When researchers looked at individual heart problems, those who took their pills at night saw their risk of death from heart or blood vessel problems reduced by 66%. The risk of stroke went down by 49%. The risk of myocardial infarction went down by 44%. Heart failure risk went down 42% and coronary revascularisation by 40%.

Researchers figured this out looking at data from 19,084 patients enrolled in the Hygia Project, a network of care centers in Spain. Scientists compared the results for people who took their pills at night versus those who took them when they got up in the morning. They followed these patients for more than six years. The patients’ blood pressure was checked over 48 hours at least once a year.

The authors argue that there is no significant study that shows that taking blood pressure medicine works best in the morning, although it is common practice for doctors to recommend taking it when you wake up.

“Morning ingestion has been the most common recommendation by physicians based on the misleading goal of reducing morning blood pressure levels. However, the Hygia Project has reported previously that average systolic blood pressure when a person is asleep is the most significant and independent indication of cardiovascular disease risk, regardless of blood pressure measurements taken while awake or when visiting a doctor,” author Dr. Ramon Hermida said in a statement. Hermida works with the Bioengineering and Chronobiology Laboratories at the University of Vigo, Spain.

More research will need to be done to see if the results can be replicated in other ethnic groups.

“We have been waiting for this, this is a practice changing study,” said Dr. John A. Osborne, who was not involved with the study, but is the director of cardiology at State of the Heart Cardiology in Southlake, Texas and serves as a volunteer with the American Heart Association.

Osborne said that he had noticed the smaller trial done by this group that showed similar results and had been watching for the outcome of this larger study. To see these “astounding” results in a much bigger group of people in a real world setting, “it is practice changing data.”

When asked why doctors may have told their patients to take their medicine in the morning, Osborne said it may have been that doctors thought it would be easier for people to remember to take their pills in the morning or it may have been because some high blood pressure medicines are diuretics.

“You probably don’t want to take a pill at night that will make you get up and pee, but after a few weeks, this progressively becomes less of a problem, so that shouldn’t be an issue,” Osborne said. “Especially when you see there is such a benefit to this.”

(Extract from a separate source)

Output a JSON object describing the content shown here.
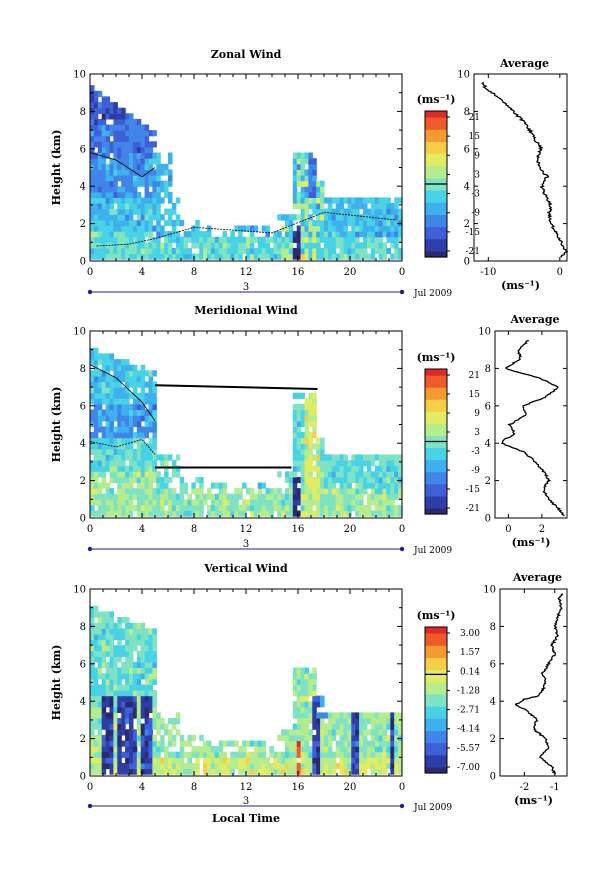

Dr. Barbara Roberts, a cardiologist and associate clinical professor of medicine at Brown, said she applauds the scientists who did this work. “I believe you will see doctors come around to this quickly,” Roberts said. “Hypertension is such a strong risk factor for cardiovascular disease, far greater than cholesterol and everything that will allow us to treat this more effectively is important.”

Dr. Tim Chico, who was not involved with the study, but is a professor of cardiovascular medicine and honorary consultant cardiologist at the University of Sheffield, told Science Media Centre in the UK that the results were “impressive.” He said you should talk to your doctor, as with any change in your routine, and he said there will need to be further studies to confirm these results.

“However, as taking medications at bedtime poses little risk,” Chico said, “there is enough evidence from this study to recommend that patients consider taking their medication at bedtime.”